Trop d'écoles catholiques ont abandonné leur mission originelle (2)
NDLR: Nous reproduisons ici un article de Luc Phaneuf, paru dans l'édition de notre magazine Le NIC du 5 juillet 2009.
Notre salut passera par l'éducation catholique
"Le poisson pourrit par la tête" (proverbe provençal).
LES ÉCOLES, VECTEURS DE DÉCHRISTIANISATION
Comment le Québec s’est-il déchristianisé? Par les mêmes canaux qui avaient permis sa christianisation, soit l’école, après la famille, évidemment. Pour mémoire, saviez-vous que les commissaires du Rapport (Mgr) Parent de 1968-69, qui allait notamment présider à la mise à mort des collèges classiques privées, nos principales pépinières de vocations consacrées, avaient recommandé la laïcisation du système dès cette époque? Sans succès, comme on le sait. Ces réformateurs prirent alors conscience de la résistance des catholiques à ce changement drastique des finalités religieuses de l’éducation.

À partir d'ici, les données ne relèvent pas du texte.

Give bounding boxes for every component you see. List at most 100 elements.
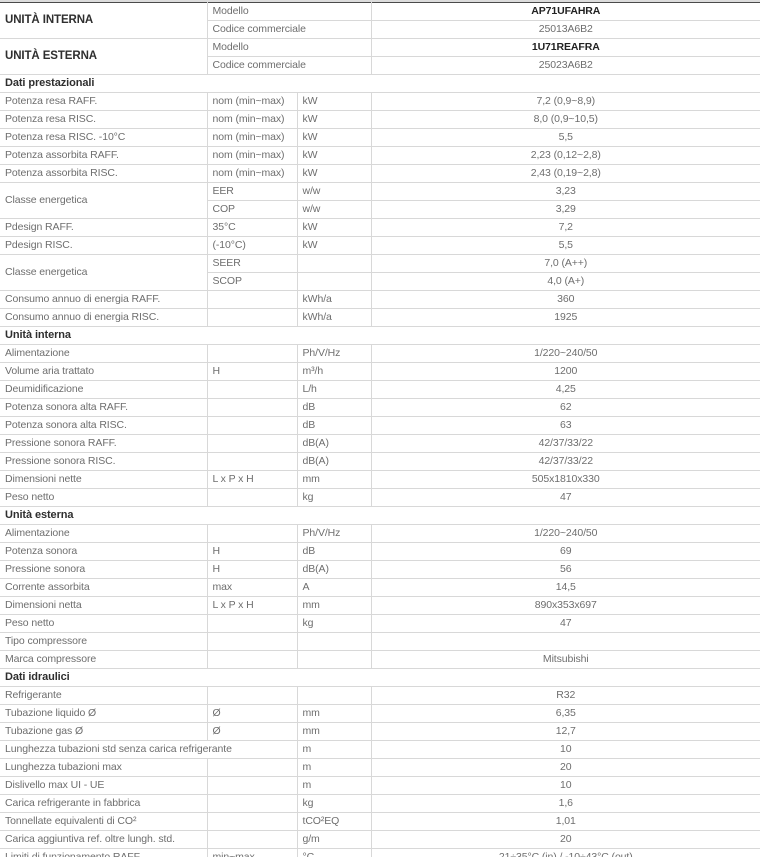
row-unit: kW [297,128,372,147]
row-condition [207,416,298,435]
row-description: Tubazione gas Ø [0,722,208,741]
row-condition: nom (min~max) [207,128,298,147]
row-description: Peso netto [0,614,208,633]
row-value: 62 [371,398,760,417]
table-row: Consumo annuo di energia RISC. kWh/a 1925 [0,308,760,327]
row-condition: EER [207,182,298,201]
row-value: 1925 [371,308,760,327]
row-condition: H [207,362,298,381]
table-row: Potenza assorbita RAFF. nom (min~max) kW 2,… [0,146,760,165]
unit-header-row: Codice commerciale 25013A6B2 [0,20,760,39]
row-unit: kW [297,92,372,111]
row-unit: m [297,740,372,759]
unit-code-value: 25013A6B2 [371,20,760,39]
table-row: SCOP 4,0 (A+) [0,272,760,291]
unit-header-row: UNITÀ ESTERNA Modello 1U71REAFRA [0,38,760,75]
row-unit: °C [297,848,372,857]
row-unit: mm [297,722,372,741]
section-header-row: Unità esterna [0,506,760,525]
row-condition [207,650,298,669]
row-value: 5,5 [371,128,760,147]
table-row: Lunghezza tubazioni std senza carica ref… [0,740,760,759]
row-unit: dB [297,542,372,561]
row-description: Classe energetica [0,254,208,291]
row-value: 42/37/33/22 [371,434,760,453]
row-condition: nom (min~max) [207,146,298,165]
table-row: Dislivello max UI - UE m 10 [0,776,760,795]
table-row: Lunghezza tubazioni max m 20 [0,758,760,777]
row-condition [207,776,298,795]
table-row: Alimentazione Ph/V/Hz 1/220~240/50 [0,524,760,543]
table-row: Corrente assorbita max A 14,5 [0,578,760,597]
row-condition: min~max [207,848,298,857]
table-row: Limiti di funzionamento RAFF. min~max °C 21… [0,848,760,857]
row-description: Potenza resa RISC. -10°C [0,128,208,147]
row-condition: nom (min~max) [207,92,298,111]
row-value [371,632,760,651]
unit-field-label: Codice commerciale [207,20,372,39]
unit-field-label: Modello [207,38,372,57]
row-description: Pressione sonora [0,560,208,579]
row-description: Pressione sonora RAFF. [0,434,208,453]
table-row: Refrigerante R32 [0,686,760,705]
row-value: 20 [371,758,760,777]
row-value: 14,5 [371,578,760,597]
row-unit: mm [297,596,372,615]
row-value: 3,23 [371,182,760,201]
row-value: 1,01 [371,812,760,831]
row-condition [207,308,298,327]
row-value: 890x353x697 [371,596,760,615]
row-value: R32 [371,686,760,705]
unit-header-row: UNITÀ INTERNA Modello AP71UFAHRA [0,2,760,39]
unit-field-label: Codice commerciale [207,56,372,75]
row-value: 47 [371,488,760,507]
row-description: Lunghezza tubazioni std senza carica ref… [0,740,298,759]
table-row: Potenza resa RISC. nom (min~max) kW 8,0 (0,… [0,110,760,129]
row-description: Potenza sonora alta RISC. [0,416,208,435]
row-description: Dislivello max UI - UE [0,776,208,795]
row-unit: g/m [297,830,372,849]
row-description: Dimensioni nette [0,470,208,489]
table-row: Classe energetica EER w/w 3,23 [0,182,760,219]
row-value: 6,35 [371,704,760,723]
row-unit: kWh/a [297,290,372,309]
row-condition: L x P x H [207,596,298,615]
row-value: Mitsubishi [371,650,760,669]
table-row: Pdesign RISC. (-10°C) kW 5,5 [0,236,760,255]
row-description: Potenza sonora alta RAFF. [0,398,208,417]
row-description: Alimentazione [0,344,208,363]
row-condition: 35°C [207,218,298,237]
row-value: 42/37/33/22 [371,452,760,471]
row-value: 7,2 [371,218,760,237]
row-unit: kg [297,488,372,507]
table-row: Tipo compressore [0,632,760,651]
section-header-row: Unità interna [0,326,760,345]
unit-header-row: Codice commerciale 25023A6B2 [0,56,760,75]
row-value: 56 [371,560,760,579]
row-value: 12,7 [371,722,760,741]
unit-title: UNITÀ ESTERNA [0,38,208,75]
section-header-row: Dati prestazionali [0,74,760,93]
row-unit: m³/h [297,362,372,381]
row-unit: dB(A) [297,452,372,471]
row-condition: max [207,578,298,597]
row-value: 1200 [371,362,760,381]
row-unit: kW [297,164,372,183]
table-row: COP w/w 3,29 [0,200,760,219]
row-condition [207,812,298,831]
row-value: 7,0 (A++) [371,254,760,273]
row-description: Potenza assorbita RISC. [0,164,208,183]
row-unit: Ph/V/Hz [297,524,372,543]
row-condition: COP [207,200,298,219]
row-value: 1/220~240/50 [371,524,760,543]
row-value: 3,29 [371,200,760,219]
row-description: Potenza sonora [0,542,208,561]
row-unit: tCO²EQ [297,812,372,831]
row-value: 47 [371,614,760,633]
unit-model-value: 1U71REAFRA [371,38,760,57]
row-unit: kW [297,146,372,165]
row-value: 1,6 [371,794,760,813]
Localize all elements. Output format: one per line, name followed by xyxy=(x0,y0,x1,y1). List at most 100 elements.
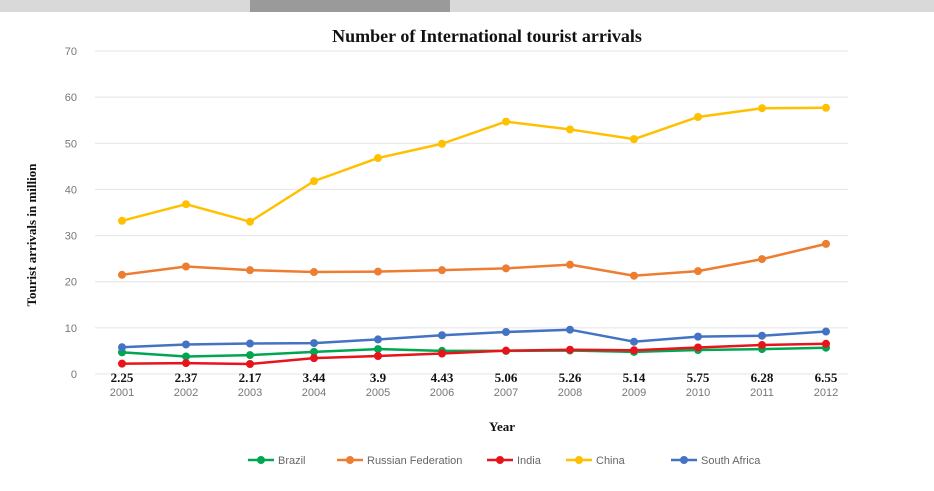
data-point-south-africa xyxy=(758,331,766,340)
data-label: 2.17 xyxy=(239,370,262,385)
series-south-africa xyxy=(118,325,830,352)
data-point-india xyxy=(182,359,190,368)
x-tick-label: 2002 xyxy=(174,387,198,399)
legend-swatch-marker xyxy=(680,456,688,464)
data-point-china xyxy=(758,104,766,113)
data-point-china xyxy=(630,135,638,144)
data-point-russian-federation xyxy=(694,267,702,276)
series-russian-federation xyxy=(118,239,830,280)
y-tick-label: 50 xyxy=(65,138,77,150)
data-point-russian-federation xyxy=(822,239,830,248)
data-point-china xyxy=(502,117,510,126)
data-point-south-africa xyxy=(438,331,446,340)
x-tick-label: 2001 xyxy=(110,387,134,399)
gridlines xyxy=(95,50,848,375)
data-point-india xyxy=(566,345,574,354)
legend-item-brazil: Brazil xyxy=(248,455,306,467)
x-tick-label: 2009 xyxy=(622,387,646,399)
data-point-india xyxy=(118,359,126,368)
data-point-brazil xyxy=(246,351,254,360)
data-point-russian-federation xyxy=(310,268,318,277)
data-point-china xyxy=(182,200,190,209)
x-tick-label: 2012 xyxy=(814,387,838,399)
y-tick-label: 60 xyxy=(65,92,77,104)
data-point-russian-federation xyxy=(758,255,766,264)
x-axis-ticks: 2001 2002 2003 2004 2005 2006 2007 2008 2009 2010… xyxy=(110,387,838,399)
y-tick-label: 30 xyxy=(65,231,77,243)
data-label: 5.26 xyxy=(559,370,582,385)
x-tick-label: 2007 xyxy=(494,387,518,399)
series-line-russian-federation xyxy=(121,242,827,277)
data-point-russian-federation xyxy=(182,262,190,271)
top-decorative-band-dark xyxy=(250,0,450,12)
data-point-china xyxy=(246,217,254,226)
legend-item-south-africa: South Africa xyxy=(671,455,761,467)
series-line-india xyxy=(121,342,827,366)
legend-label: India xyxy=(517,455,542,467)
data-point-china xyxy=(374,154,382,163)
data-point-south-africa xyxy=(502,328,510,337)
x-tick-label: 2008 xyxy=(558,387,582,399)
legend-item-india: India xyxy=(487,455,542,467)
series-line-china xyxy=(121,106,827,223)
data-point-india xyxy=(822,339,830,348)
data-point-russian-federation xyxy=(246,266,254,275)
x-tick-label: 2005 xyxy=(366,387,390,399)
data-point-china xyxy=(822,103,830,112)
data-point-south-africa xyxy=(374,335,382,344)
data-point-south-africa xyxy=(310,339,318,348)
series-lines xyxy=(118,103,830,368)
data-point-india xyxy=(374,352,382,361)
y-tick-label: 20 xyxy=(65,277,77,289)
x-tick-label: 2004 xyxy=(302,387,326,399)
data-point-russian-federation xyxy=(566,260,574,269)
data-point-brazil xyxy=(182,352,190,361)
data-point-russian-federation xyxy=(630,271,638,280)
series-china xyxy=(118,103,830,226)
data-point-south-africa xyxy=(694,332,702,341)
data-point-south-africa xyxy=(118,343,126,352)
data-point-brazil xyxy=(310,347,318,356)
top-decorative-band xyxy=(0,0,934,12)
data-point-south-africa xyxy=(246,339,254,348)
x-tick-label: 2006 xyxy=(430,387,454,399)
chart-title: Number of International tourist arrivals xyxy=(332,26,642,46)
legend-label: South Africa xyxy=(701,455,761,467)
legend-swatch-marker xyxy=(257,456,265,464)
series-line-south-africa xyxy=(121,328,827,349)
legend-label: Russian Federation xyxy=(367,455,462,467)
y-axis-title: Tourist arrivals in million xyxy=(24,163,39,307)
y-tick-label: 40 xyxy=(65,184,77,196)
data-point-russian-federation xyxy=(118,270,126,279)
data-point-india xyxy=(246,359,254,368)
x-axis-title: Year xyxy=(489,419,515,434)
data-point-india xyxy=(438,349,446,358)
data-label: 2.37 xyxy=(175,370,198,385)
data-label: 5.14 xyxy=(623,370,646,385)
data-label: 2.25 xyxy=(111,370,134,385)
data-point-russian-federation xyxy=(502,264,510,273)
data-label: 3.44 xyxy=(303,370,326,385)
data-labels: 2.25 2.37 2.17 3.44 3.9 4.43 5.06 5.26 5.14 5.75 6… xyxy=(111,370,838,385)
data-point-india xyxy=(758,341,766,350)
data-point-china xyxy=(566,125,574,134)
legend-item-russian-federation: Russian Federation xyxy=(337,455,462,467)
data-point-south-africa xyxy=(566,325,574,334)
data-point-india xyxy=(310,354,318,363)
data-point-china xyxy=(694,112,702,121)
legend-item-china: China xyxy=(566,455,626,467)
data-point-russian-federation xyxy=(438,266,446,275)
legend-label: China xyxy=(596,455,626,467)
data-point-india xyxy=(694,343,702,352)
data-label: 4.43 xyxy=(431,370,454,385)
y-tick-label: 70 xyxy=(65,46,77,58)
data-point-china xyxy=(310,177,318,186)
data-point-china xyxy=(438,139,446,148)
series-india xyxy=(118,339,830,368)
data-label: 6.28 xyxy=(751,370,774,385)
data-point-south-africa xyxy=(822,327,830,336)
y-tick-label: 10 xyxy=(65,323,77,335)
legend: Brazil Russian Federation India China South … xyxy=(248,455,761,467)
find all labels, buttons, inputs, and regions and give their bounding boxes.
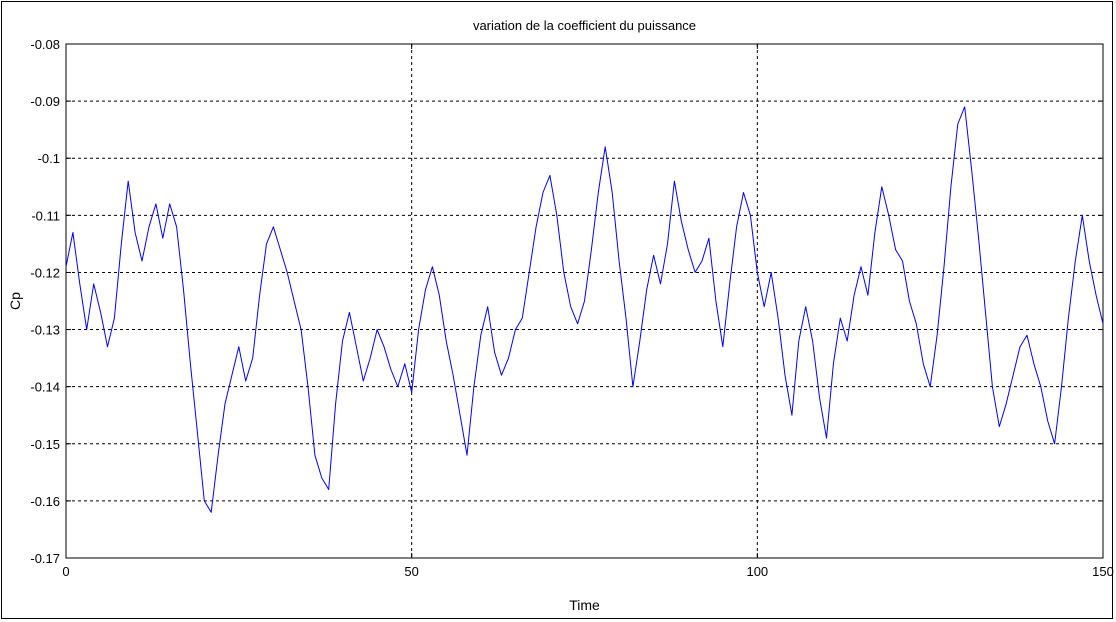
y-tick-label: -0.11 xyxy=(31,208,60,223)
y-axis-label: Cp xyxy=(7,292,23,310)
x-tick-label: 50 xyxy=(404,564,418,579)
axis-ticks xyxy=(65,43,1104,559)
x-tick-label: 0 xyxy=(62,564,69,579)
y-tick-label: -0.13 xyxy=(30,323,60,338)
x-tick-label: 100 xyxy=(746,564,768,579)
y-tick-label: -0.15 xyxy=(30,437,60,452)
y-tick-label: -0.14 xyxy=(30,380,60,395)
y-tick-label: -0.08 xyxy=(30,37,60,52)
y-tick-label: -0.09 xyxy=(30,94,60,109)
y-tick-label: -0.17 xyxy=(30,551,60,566)
series-group xyxy=(65,106,1104,513)
series-line xyxy=(65,106,1104,513)
tick-labels: -0.08 -0.09 -0.1 -0.11 -0.12 -0.13 -0.14 -0.15 -… xyxy=(30,37,1113,579)
y-tick-label: -0.1 xyxy=(38,151,60,166)
x-axis-label: Time xyxy=(569,597,600,613)
y-tick-label: -0.16 xyxy=(30,494,60,509)
x-tick-label: 150 xyxy=(1092,564,1114,579)
chart-title: variation de la coefficient du puissance xyxy=(473,18,696,33)
y-tick-label: -0.12 xyxy=(30,265,60,280)
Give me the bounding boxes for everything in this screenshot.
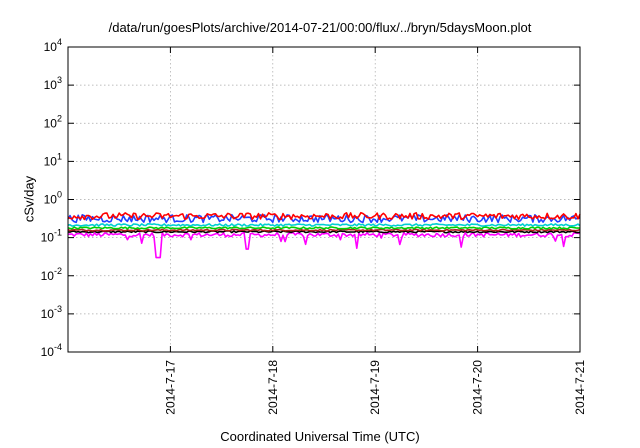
y-tick-label: 10-1: [41, 228, 62, 245]
series-line: [67, 231, 581, 259]
chart-title: /data/run/goesPlots/archive/2014-07-21/0…: [108, 20, 532, 35]
y-tick-label: 10-4: [41, 342, 62, 359]
x-tick-label: 2014-7-21: [573, 360, 587, 415]
y-axis-label: cSv/day: [21, 175, 37, 223]
y-tick-label: 10-3: [41, 304, 62, 321]
x-tick-label: 2014-7-20: [471, 360, 485, 415]
y-tick-label: 10-2: [41, 266, 62, 283]
x-tick-label: 2014-7-18: [266, 360, 280, 415]
y-tick-label: 100: [44, 190, 62, 207]
x-tick-label: 2014-7-19: [368, 360, 382, 415]
series-line: [67, 230, 581, 234]
x-axis-label: Coordinated Universal Time (UTC): [220, 429, 420, 444]
y-tick-label: 103: [44, 75, 62, 92]
y-tick-label: 101: [44, 151, 62, 168]
series-line: [67, 226, 581, 230]
x-tick-label: 2014-7-17: [163, 360, 177, 415]
y-tick-label: 104: [44, 37, 62, 54]
plot-frame: [67, 46, 581, 353]
y-tick-label: 102: [44, 113, 62, 130]
series-line: [67, 211, 581, 221]
series-line: [67, 223, 581, 227]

Après négociations avec l’Assemblée des évêques, on fit le choix de l’enseignement religieux confessionnel (puis moral) dispensé dans toutes les écoles du Québec. Un enseignement souvent bancal, on le sait, donné par plusieurs enseignants dont les convictions religieuses vivotaient, d’ailleurs en syntonie avec la désaffection religieuse générale de cette époque. Avec comme conséquences des résultats bien mitigés en matière de construction d’une identité catholique forte chez les jeunes. Une façon polie de dire que les jeunes n’en retirèrent pas grand-chose.
À la décharge de ces enseignants souvent mal formés, le climat global des écoles s’était radicalement déchristianisé dans les années 1970, à l’image de celui de la société considérée dans son ensemble. On marchait sur la tête, comme le disait le chanoine Groulx.
Mais il n’y pas que la société qui s’était vidée de son âme chrétienne; en amont, les familles aussi étaient de plus en plus nombreuses à décrocher les crucifix de leurs murs. Or, la famille, c’est non seulement la cellule de base de la société civile, c’est aussi la première église domestique.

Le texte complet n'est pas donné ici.